Mr Davis, who is charged with leading the negotiations as Secretary of State for Exiting the EU, will explain the decision during his speech.
"EU law will be transposed into domestic law, wherever practical, on exit day," he will say. "It will be for elected politicians here to make the changes to reflect the outcome of our negotiation and our exit. That is what people voted for: power and authority residing once again with the sovereign institutions of our own country."
The European Communities Act 1972 allowed Britain to join what would become the EU the following year. It also enshrined the supremacy of EU law in the UK, making the European Court of Justice [ECJ] the ultimate arbiter in legal disputes.
Throughout the years, as controversial judgments from the ECJ often triggered anger among Tory MPs, the legislation became symbolic of Brussels's influence over Britain.
Vote Leave, the formal campaign to leave the EU, named repealing the European Communities Act as one of their six Brexit "road map" promises a week before the vote.
The group was headed up by Boris Johnson and Michael Gove. The new "Great Repeal Bill", introducing the change, will be included in next year's Queen's Speech in spring 2017.
The "historic" piece of legislation will allow Parliament to write parts of EU law it wants to keep into the British system while discarding unwanted elements. Government sources hope the move will show that ministers want to give Parliament a say on the Brexit process and will open negotiations up to parliamentary scrutiny. However, the process is not without risk.
A majority of both MPs and peers will need to vote for the Bill for it to pass, raising the prospect pro-EU Lords could hold up its progress.
Speaking on Sunday, Mr Davis will move to assure workers concerned that key rights which were introduced on an EU-wide level will remain in place.
"To those who are trying to frighten British workers, saying 'When we leave, employment rights will be eroded', I say firmly and unequivocally 'no they won't'," he will state.
The legislation will only come into effect on the day that Britain leaves the EU - expected to be as early as 2019, two years after Mrs May formally begins the negotiations.
Mrs May's speech at 2pm will open the Conservative Party's four-day annual conference in Birmingham.
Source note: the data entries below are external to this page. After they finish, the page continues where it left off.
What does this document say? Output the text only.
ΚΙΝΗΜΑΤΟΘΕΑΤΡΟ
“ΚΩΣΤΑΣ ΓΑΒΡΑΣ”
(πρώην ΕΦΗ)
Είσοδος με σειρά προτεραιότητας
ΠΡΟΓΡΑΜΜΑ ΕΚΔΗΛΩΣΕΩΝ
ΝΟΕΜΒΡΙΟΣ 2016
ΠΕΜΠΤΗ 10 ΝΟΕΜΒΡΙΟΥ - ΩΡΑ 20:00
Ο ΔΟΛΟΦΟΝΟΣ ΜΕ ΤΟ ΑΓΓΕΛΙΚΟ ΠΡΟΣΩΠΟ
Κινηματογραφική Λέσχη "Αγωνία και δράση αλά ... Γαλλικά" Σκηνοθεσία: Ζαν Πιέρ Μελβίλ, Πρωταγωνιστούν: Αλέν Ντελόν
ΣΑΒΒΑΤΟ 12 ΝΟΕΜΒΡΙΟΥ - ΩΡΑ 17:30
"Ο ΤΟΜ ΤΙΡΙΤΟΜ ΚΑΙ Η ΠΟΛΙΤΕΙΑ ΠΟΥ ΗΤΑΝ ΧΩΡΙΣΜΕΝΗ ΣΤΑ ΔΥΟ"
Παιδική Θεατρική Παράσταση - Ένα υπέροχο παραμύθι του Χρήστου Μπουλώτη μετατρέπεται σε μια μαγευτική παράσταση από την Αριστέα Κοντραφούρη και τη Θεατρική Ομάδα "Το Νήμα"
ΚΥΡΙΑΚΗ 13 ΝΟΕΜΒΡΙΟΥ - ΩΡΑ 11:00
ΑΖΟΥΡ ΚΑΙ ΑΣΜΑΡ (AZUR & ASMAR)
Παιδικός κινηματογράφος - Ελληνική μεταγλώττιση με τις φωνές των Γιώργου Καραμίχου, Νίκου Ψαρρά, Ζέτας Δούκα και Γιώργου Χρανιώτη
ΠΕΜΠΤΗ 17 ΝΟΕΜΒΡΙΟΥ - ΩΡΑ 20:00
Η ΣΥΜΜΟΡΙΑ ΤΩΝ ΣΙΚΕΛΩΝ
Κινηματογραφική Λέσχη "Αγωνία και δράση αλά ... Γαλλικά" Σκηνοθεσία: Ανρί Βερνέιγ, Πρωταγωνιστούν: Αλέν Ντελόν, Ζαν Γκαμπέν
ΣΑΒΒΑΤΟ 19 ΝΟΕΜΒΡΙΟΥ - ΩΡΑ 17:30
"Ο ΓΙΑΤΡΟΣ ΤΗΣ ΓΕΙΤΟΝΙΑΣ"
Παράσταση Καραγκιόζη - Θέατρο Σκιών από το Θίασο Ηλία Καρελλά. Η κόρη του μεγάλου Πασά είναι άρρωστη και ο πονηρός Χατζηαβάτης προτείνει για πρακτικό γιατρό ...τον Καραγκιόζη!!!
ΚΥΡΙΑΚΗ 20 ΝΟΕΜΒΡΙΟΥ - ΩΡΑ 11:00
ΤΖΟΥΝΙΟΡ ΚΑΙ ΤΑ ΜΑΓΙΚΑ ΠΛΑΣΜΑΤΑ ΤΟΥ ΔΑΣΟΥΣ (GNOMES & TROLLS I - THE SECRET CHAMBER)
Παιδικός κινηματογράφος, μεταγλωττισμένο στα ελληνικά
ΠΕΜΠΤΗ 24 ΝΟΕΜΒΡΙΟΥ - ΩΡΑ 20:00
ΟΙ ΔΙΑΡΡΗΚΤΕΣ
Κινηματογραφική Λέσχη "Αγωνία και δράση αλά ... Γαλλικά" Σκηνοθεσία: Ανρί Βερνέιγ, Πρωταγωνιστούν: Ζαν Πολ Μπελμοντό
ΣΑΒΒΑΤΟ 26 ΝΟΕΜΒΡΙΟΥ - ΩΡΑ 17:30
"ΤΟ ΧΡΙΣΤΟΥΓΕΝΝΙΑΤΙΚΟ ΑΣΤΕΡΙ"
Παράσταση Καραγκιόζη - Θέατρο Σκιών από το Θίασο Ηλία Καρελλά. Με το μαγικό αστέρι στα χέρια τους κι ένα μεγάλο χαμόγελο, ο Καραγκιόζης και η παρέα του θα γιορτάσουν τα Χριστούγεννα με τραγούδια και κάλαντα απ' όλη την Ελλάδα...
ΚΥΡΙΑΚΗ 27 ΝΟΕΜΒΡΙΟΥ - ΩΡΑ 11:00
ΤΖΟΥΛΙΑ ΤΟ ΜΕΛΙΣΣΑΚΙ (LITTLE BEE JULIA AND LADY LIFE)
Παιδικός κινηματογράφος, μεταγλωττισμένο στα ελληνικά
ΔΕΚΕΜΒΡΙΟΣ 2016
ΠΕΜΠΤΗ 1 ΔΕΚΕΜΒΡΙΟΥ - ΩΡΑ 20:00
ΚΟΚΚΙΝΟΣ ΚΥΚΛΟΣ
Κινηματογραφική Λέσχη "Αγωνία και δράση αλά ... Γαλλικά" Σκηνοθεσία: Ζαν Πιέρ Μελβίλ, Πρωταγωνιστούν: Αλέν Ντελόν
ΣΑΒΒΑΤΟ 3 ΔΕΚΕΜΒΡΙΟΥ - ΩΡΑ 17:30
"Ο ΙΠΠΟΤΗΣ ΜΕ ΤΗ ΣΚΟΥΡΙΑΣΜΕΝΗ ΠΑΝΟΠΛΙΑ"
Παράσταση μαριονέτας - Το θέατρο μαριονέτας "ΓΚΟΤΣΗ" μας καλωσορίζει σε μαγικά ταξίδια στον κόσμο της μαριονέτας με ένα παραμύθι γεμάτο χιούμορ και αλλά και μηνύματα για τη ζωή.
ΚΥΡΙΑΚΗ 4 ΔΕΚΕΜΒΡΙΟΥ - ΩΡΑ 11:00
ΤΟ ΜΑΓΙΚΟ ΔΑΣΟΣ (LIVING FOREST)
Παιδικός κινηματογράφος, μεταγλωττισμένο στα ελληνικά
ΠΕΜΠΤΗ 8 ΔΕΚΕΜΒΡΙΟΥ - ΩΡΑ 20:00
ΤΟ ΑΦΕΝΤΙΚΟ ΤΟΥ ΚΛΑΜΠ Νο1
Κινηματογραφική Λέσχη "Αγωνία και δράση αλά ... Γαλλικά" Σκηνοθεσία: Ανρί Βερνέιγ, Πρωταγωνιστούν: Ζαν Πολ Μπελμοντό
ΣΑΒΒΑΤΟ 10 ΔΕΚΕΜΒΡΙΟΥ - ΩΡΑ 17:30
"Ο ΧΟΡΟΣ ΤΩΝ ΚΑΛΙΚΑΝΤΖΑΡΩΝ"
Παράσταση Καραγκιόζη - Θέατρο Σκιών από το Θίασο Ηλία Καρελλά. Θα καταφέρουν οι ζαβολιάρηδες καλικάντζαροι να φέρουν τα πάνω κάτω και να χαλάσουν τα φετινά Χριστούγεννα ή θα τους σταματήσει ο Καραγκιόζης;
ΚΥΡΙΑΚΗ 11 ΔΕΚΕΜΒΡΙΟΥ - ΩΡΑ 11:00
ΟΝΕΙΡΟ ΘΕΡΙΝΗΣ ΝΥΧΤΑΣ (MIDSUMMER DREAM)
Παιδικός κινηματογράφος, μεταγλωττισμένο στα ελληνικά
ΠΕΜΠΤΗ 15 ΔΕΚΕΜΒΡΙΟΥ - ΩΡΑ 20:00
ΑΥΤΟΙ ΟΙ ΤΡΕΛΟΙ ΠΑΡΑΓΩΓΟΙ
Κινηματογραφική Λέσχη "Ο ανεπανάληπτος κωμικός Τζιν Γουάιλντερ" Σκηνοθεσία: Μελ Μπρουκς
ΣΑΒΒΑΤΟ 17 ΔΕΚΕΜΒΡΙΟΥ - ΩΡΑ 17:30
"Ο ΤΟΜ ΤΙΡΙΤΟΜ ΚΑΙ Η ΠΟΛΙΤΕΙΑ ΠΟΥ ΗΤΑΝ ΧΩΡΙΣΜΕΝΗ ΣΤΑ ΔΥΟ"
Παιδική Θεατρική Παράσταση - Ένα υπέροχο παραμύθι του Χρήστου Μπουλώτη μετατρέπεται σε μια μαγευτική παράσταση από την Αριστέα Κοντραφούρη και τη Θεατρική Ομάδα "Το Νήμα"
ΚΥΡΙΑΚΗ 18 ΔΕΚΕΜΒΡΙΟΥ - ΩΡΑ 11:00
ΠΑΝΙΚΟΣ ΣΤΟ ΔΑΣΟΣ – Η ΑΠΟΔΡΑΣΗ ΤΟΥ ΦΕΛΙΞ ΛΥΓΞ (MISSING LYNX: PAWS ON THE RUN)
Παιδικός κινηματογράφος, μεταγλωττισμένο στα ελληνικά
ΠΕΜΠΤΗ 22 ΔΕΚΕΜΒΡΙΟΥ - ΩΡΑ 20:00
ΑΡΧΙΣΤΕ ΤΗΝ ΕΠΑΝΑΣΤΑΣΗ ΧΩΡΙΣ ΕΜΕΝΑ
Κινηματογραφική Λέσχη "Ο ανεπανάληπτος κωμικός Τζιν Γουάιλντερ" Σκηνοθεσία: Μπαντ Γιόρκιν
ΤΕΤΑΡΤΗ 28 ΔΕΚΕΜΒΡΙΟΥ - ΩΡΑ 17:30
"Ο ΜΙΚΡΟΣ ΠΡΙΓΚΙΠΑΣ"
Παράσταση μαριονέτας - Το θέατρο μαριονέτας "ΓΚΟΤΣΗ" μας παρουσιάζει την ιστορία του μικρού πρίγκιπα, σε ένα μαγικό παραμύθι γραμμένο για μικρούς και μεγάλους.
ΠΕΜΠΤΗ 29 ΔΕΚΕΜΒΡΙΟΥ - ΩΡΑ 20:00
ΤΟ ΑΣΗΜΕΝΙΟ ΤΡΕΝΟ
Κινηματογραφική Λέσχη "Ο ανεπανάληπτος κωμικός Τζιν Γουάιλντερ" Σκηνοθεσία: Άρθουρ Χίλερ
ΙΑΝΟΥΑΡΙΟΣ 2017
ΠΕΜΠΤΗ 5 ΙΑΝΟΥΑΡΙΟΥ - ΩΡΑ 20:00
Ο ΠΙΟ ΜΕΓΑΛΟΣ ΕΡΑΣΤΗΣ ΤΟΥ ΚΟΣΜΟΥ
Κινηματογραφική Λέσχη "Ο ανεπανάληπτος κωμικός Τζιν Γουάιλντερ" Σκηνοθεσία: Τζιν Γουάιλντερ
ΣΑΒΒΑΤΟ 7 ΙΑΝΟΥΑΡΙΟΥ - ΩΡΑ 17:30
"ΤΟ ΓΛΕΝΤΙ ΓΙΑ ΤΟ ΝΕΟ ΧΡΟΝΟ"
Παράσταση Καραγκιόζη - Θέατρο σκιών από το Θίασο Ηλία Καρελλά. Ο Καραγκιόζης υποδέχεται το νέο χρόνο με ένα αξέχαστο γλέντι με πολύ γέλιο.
Despite growing pressure from Eurosceptic Tory backbenchers and EU leaders, she is not expected to name a date for triggering Article 50, the mechanism to start talks.
She is also expected to steer clear of the "hard Brexit" and "soft Brexit" labels which have emerged as a way of defining where people stand on the negotiations in recent days.
She will use the speech to emphasise that her Government has a plan to fulfil the vote for Brexit in June that triggered the upheaval that let her enter No 10.
The conference will also give Mrs May a platform to better explain her vision for her premiership after a summer largely bereft of major policy announcements.
Earlier this week Ken Clarke, the long-serving Tory MP who held posts in three prime minister's cabinets, criticised Mrs May for running a "government with no policies".
Anonymous briefings about the tight control she holds on policy and willingness to clash with other Cabinet ministers have also surfaced. Aides rebut the criticism but say Mrs May will spell out her vision for social change and an economy that works for "everyone" during the conference.